On September 9, 2019, the U.S. Department of the Treasury’s Office of Foreign Assets Control (“OFAC”) issued a final rule (the “Rule”) amending the Cuban Asset Control Regulations (“CACR”) and updated its “Frequently Asked Questions Related to Cuba.”
The Rule makes two changes. First, the Rule eliminates the previous authorization for U.S. financial institutions to process so-called “U-turn” transactions involving Cuba. Second, the Rule adds further restrictions to remittances from U.S. persons to Cuban nationals permitted under the CACR. These changes will be effective as of October 9, 2019.
“U-turn” transactions are prohibited (again). OFAC continues to roll back Obama-era relaxations of the U.S. sanctions against Cuba, including the general license, issued in March 2016, allowing U.S. financial institutions to process so-called “U-turn” transactions involving Cuba. This general license essentially authorized U.S. financial institutions to process many types of Cuba-related transactions between non-U.S. parties, provided certain prohibited parties or activities were not involved, enabling non-U.S. businesses and individuals to engage in transactions with Cuba in U.S. dollars.
The Rule revokes that general license for U-turn transactions, providing instead for an authorization for U.S. financial institutions to reject, but not block, such transactions. The Rule also amends the CACR to make conforming edits by removing related unblocking authorizations.
Permitted remittances are restricted. The Rule places further restrictions on authorized remittances.
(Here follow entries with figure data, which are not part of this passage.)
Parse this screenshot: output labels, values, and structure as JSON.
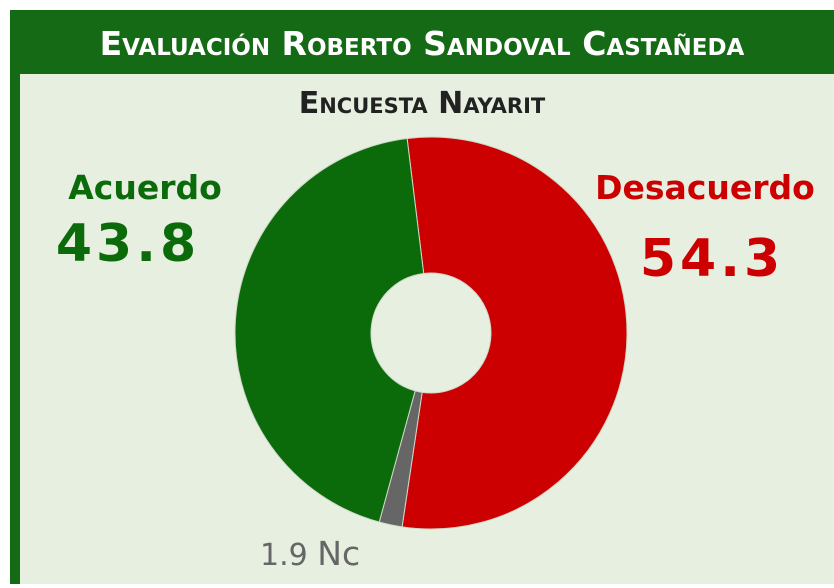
{
  "chart_data": {
    "type": "donut",
    "title": "Evaluación Roberto Sandoval Castañeda",
    "subtitle": "Encuesta Nayarit",
    "categories": [
      "Desacuerdo",
      "Nc",
      "Acuerdo"
    ],
    "values": [
      54.3,
      1.9,
      43.8
    ],
    "colors": [
      "#cc0000",
      "#666666",
      "#0b6b0b"
    ]
  }
}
First, regarding family remittances, the Rule (1) places a cap of $1,000 per quarter as the maximum amount one remitter can send to one Cuban national under the general license and (2) expands the existing prohibition on family remittances to prohibited officials of the Government of Cuba or prohibited members of the Cuban Communist Party to further encompass the “close relatives” of such persons.
Second, the Rule eliminates the general license authorizing donative remittances to Cuban nationals.
Lastly, the Rule expands the general license to now include remittances to certain additional Cuban “self-employed individuals,” which term is newly defined in the CACR as:
- An owner or employee of a small private business or a sole proprietorship, including restaurants (paladares), taxis, and bed-and-breakfasts (casas particulares);
- An independent contractor or consultant;
- A small farmer who owns his or her own land; or
- A small usufruct farmer who cultivates state-owned land to sell products on the open market.